Landlord's Board Testimony Regarding Damages Was Improper
Q: I defaulted on a lease for space at a small shopping center. The landlord is claiming that damages from the default reach into the hundreds of thousands of dollars. I disagree and have calculated damages that are significantly lower. The landlord and its bookkeeper are planning to testify at trial regarding the losses it suffered. Will the court automatically agree that these charges are correct?
A: No. If the landlord relies on any of its records to try to prove the amount of damages, it would have to establish that these records are, in fact, the records they claim to be. In other words, the landlord couldn’t just produce records stating the amounts it lost due to your default without showing that those records are authentic. A recent New York case demonstrates the ins and outs of testimony regarding damages stemming from breach of a commercial lease.
There, a dry cleaning business subleased space in a shopping center. The business owner was also the guarantor on the sublease. The subtenant prematurely vacated the space. The landlord sued the subtenant. A trial court ruled in favor of the landlord, awarding it $343,000 in damages. The damages represented lost rent over the remainder of the sublease, real estate escalation charges, the cost of a new sign, the costs of preparing the space for re-rental, and the proportional real estate broker’s fee for obtaining a new tenant. The court also awarded reasonable attorney’s fees. The subtenant appealed, arguing that the damages were incorrectly awarded on inadmissible, incompetent evidence.
A New York appeals court modified the damages award and affirmed the rest of the decision. The appeals court noted that the only witnesses who testified at trial were the president and the treasurer of the landlord’s board of directors. The appeals court stated that the subtenant correctly argued that neither witness established that the records on which they relied to prove damages were the landlord’s business records. Nonetheless, the appeals court noted that the trial court was entitled to credit the testimony each witness gave concerning matters about which they had “personal knowledge.”
The president testified that he was personally involved in arranging for new signage at the space. He also testified that after the subtenant vacated the premises he was personally involved in hiring a contractor to make the space suitable for re-renting and a real estate broker to find a new tenant. The sublease requires the subtenant to pay these expenses, and the trial court properly found the testimony on the amounts the landlord actually paid for these items to be credible.
However, the treasurer did not establish any personal knowledge regarding the matters about which he testified.
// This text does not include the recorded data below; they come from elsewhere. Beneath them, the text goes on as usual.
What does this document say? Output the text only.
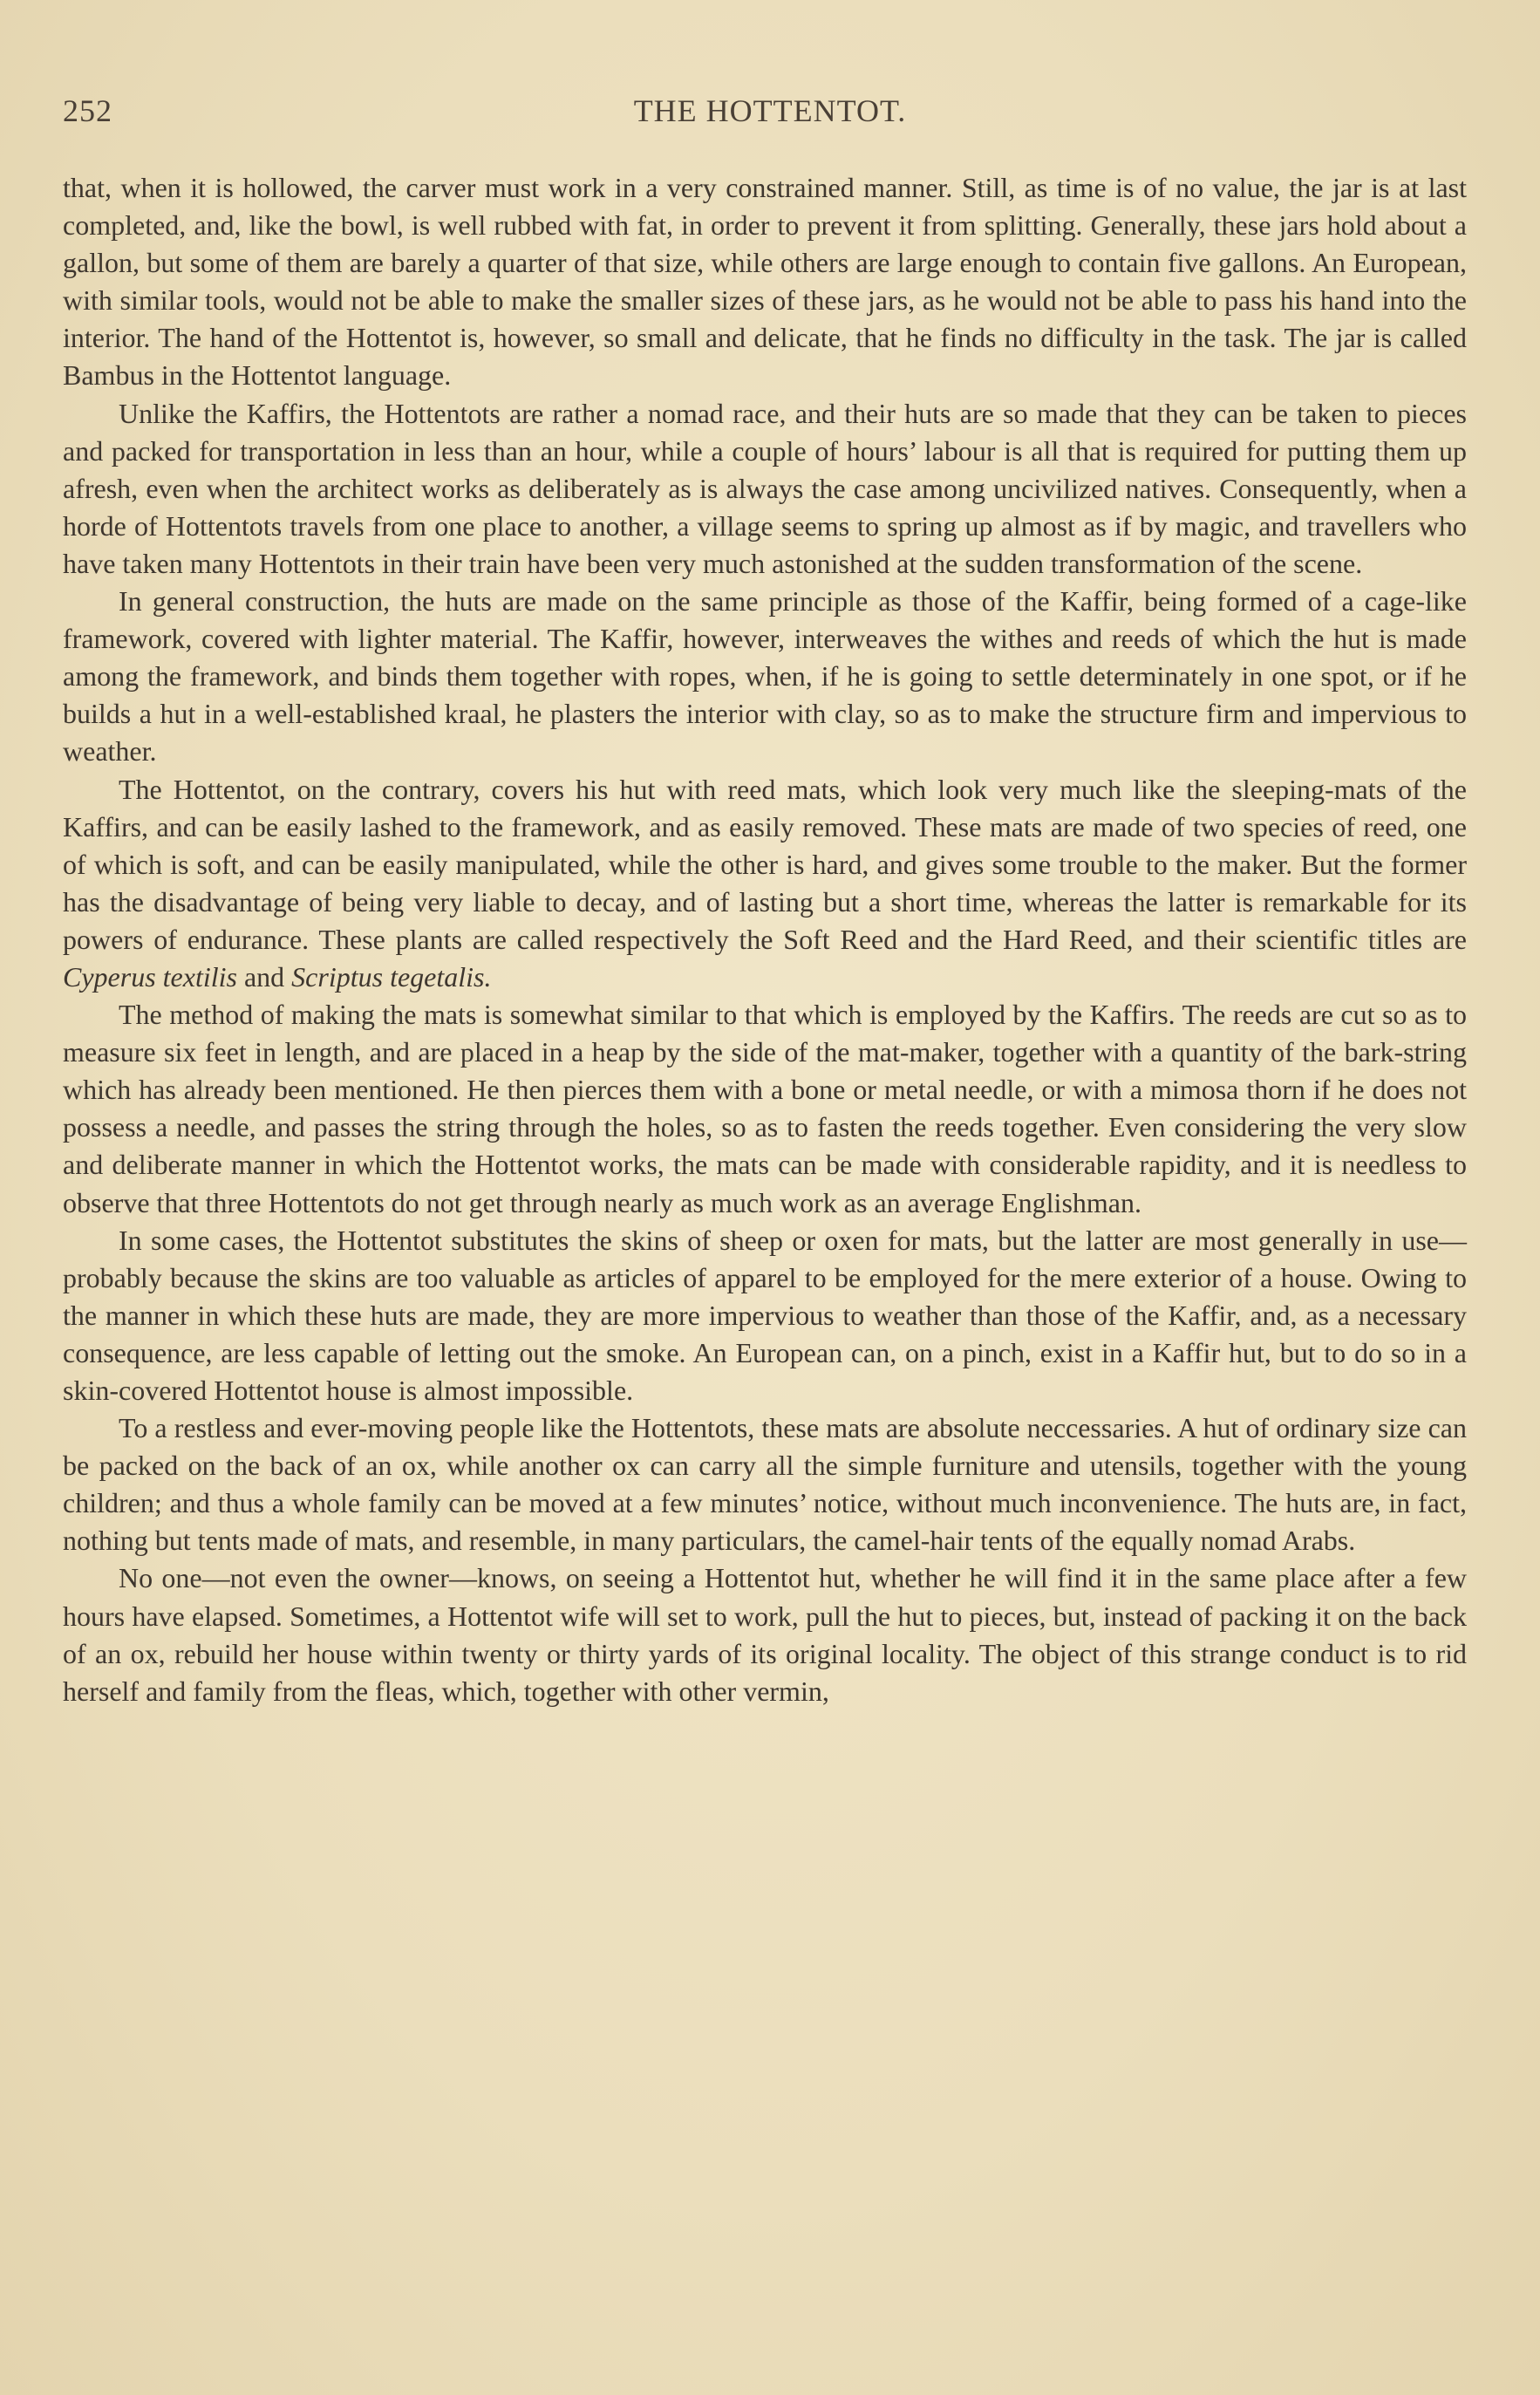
252	THE HOTTENTOT.

that, when it is hollowed, the carver must work in a very constrained manner. Still, as time is of no value, the jar is at last completed, and, like the bowl, is well rubbed with fat, in order to prevent it from splitting. Generally, these jars hold about a gallon, but some of them are barely a quarter of that size, while others are large enough to contain five gallons. An European, with similar tools, would not be able to make the smaller sizes of these jars, as he would not be able to pass his hand into the interior. The hand of the Hottentot is, however, so small and delicate, that he finds no difficulty in the task. The jar is called Bambus in the Hottentot language.

Unlike the Kaffirs, the Hottentots are rather a nomad race, and their huts are so made that they can be taken to pieces and packed for transportation in less than an hour, while a couple of hours’ labour is all that is required for putting them up afresh, even when the architect works as deliberately as is always the case among uncivilized natives. Consequently, when a horde of Hottentots travels from one place to another, a village seems to spring up almost as if by magic, and travellers who have taken many Hottentots in their train have been very much astonished at the sudden transformation of the scene.

In general construction, the huts are made on the same principle as those of the Kaffir, being formed of a cage-like framework, covered with lighter material. The Kaffir, however, interweaves the withes and reeds of which the hut is made among the framework, and binds them together with ropes, when, if he is going to settle determinately in one spot, or if he builds a hut in a well-established kraal, he plasters the interior with clay, so as to make the structure firm and impervious to weather.

The Hottentot, on the contrary, covers his hut with reed mats, which look very much like the sleeping-mats of the Kaffirs, and can be easily lashed to the framework, and as easily removed. These mats are made of two species of reed, one of which is soft, and can be easily manipulated, while the other is hard, and gives some trouble to the maker. But the former has the disadvantage of being very liable to decay, and of lasting but a short time, whereas the latter is remarkable for its powers of endurance. These plants are called respectively the Soft Reed and the Hard Reed, and their scientific titles are Cyperus textilis and Scriptus tegetalis.

The method of making the mats is somewhat similar to that which is employed by the Kaffirs. The reeds are cut so as to measure six feet in length, and are placed in a heap by the side of the mat-maker, together with a quantity of the bark-string which has already been mentioned. He then pierces them with a bone or metal needle, or with a mimosa thorn if he does not possess a needle, and passes the string through the holes, so as to fasten the reeds together. Even considering the very slow and deliberate manner in which the Hottentot works, the mats can be made with considerable rapidity, and it is needless to observe that three Hottentots do not get through nearly as much work as an average Englishman.

In some cases, the Hottentot substitutes the skins of sheep or oxen for mats, but the latter are most generally in use—probably because the skins are too valuable as articles of apparel to be employed for the mere exterior of a house. Owing to the manner in which these huts are made, they are more impervious to weather than those of the Kaffir, and, as a necessary consequence, are less capable of letting out the smoke. An European can, on a pinch, exist in a Kaffir hut, but to do so in a skin-covered Hottentot house is almost impossible.

To a restless and ever-moving people like the Hottentots, these mats are absolute neccessaries. A hut of ordinary size can be packed on the back of an ox, while another ox can carry all the simple furniture and utensils, together with the young children; and thus a whole family can be moved at a few minutes’ notice, without much inconvenience. The huts are, in fact, nothing but tents made of mats, and resemble, in many particulars, the camel-hair tents of the equally nomad Arabs.

No one—not even the owner—knows, on seeing a Hottentot hut, whether he will find it in the same place after a few hours have elapsed. Sometimes, a Hottentot wife will set to work, pull the hut to pieces, but, instead of packing it on the back of an ox, rebuild her house within twenty or thirty yards of its original locality. The object of this strange conduct is to rid herself and family from the fleas, which, together with other vermin,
The money he testified was owed in lost rent was based upon an exhibit that was obviously prepared for litigation. The trial court improperly permitted the schedule to come into evidence, the appeals court determined, and then the trial court improperly let the treasurer to testify to its contents.
The trial court also incorrectly concluded that just because the amounts claimed owed were set forth in the landlord’s “verified bill of particulars,” the treasurer could competently testify to those amounts. “The function of a bill of particulars is to amplify a pleading, limit proof, and prevent surprise at trial; it cannot be used to relieve a party of its evidentiary burden to prove the facts asserted therein,” the appeals court stressed.
A new tenant had been found for the space and eventually began to pay rent, but the president’s testimony concerning that date was based on a conversation with the replacement tenant. So it was “inadmissible hearsay and insufficient to prove the underlying fact.” The president did not provide any basis for his knowledge. “The witnesses’ voluntary board positions with the landlord’s corporation, without any information about their duties and/or responsibilities, did not provide the requisite basis for knowledge,” the appeals court concluded.
The appeals court adjusted the damages awarded for new rent based on information that wasn’t provided as testimony by the president and treasurer. It was significantly less.
The landlord also failed to prove that it was entitled to additional rent based upon the real estate escalation provision in the sublease. Although the sublease entitles it to collect “additional rent” for real estate escalations, the calculation is required to be based upon a percentage of real estate taxes imposed on the landlord, over and above a lease base year. No tax bill from any taxing authority or any other document proving the taxes actually imposed on the landlord was ever produced at trial, the appeals court noted. In determining the amount owed for real estate escalations, the court improperly relied on the treasurer’s testimony and the bill of particulars [345 E. 69th St. Owners Corp. v. Platinum First Cleaners, Inc., February 2018].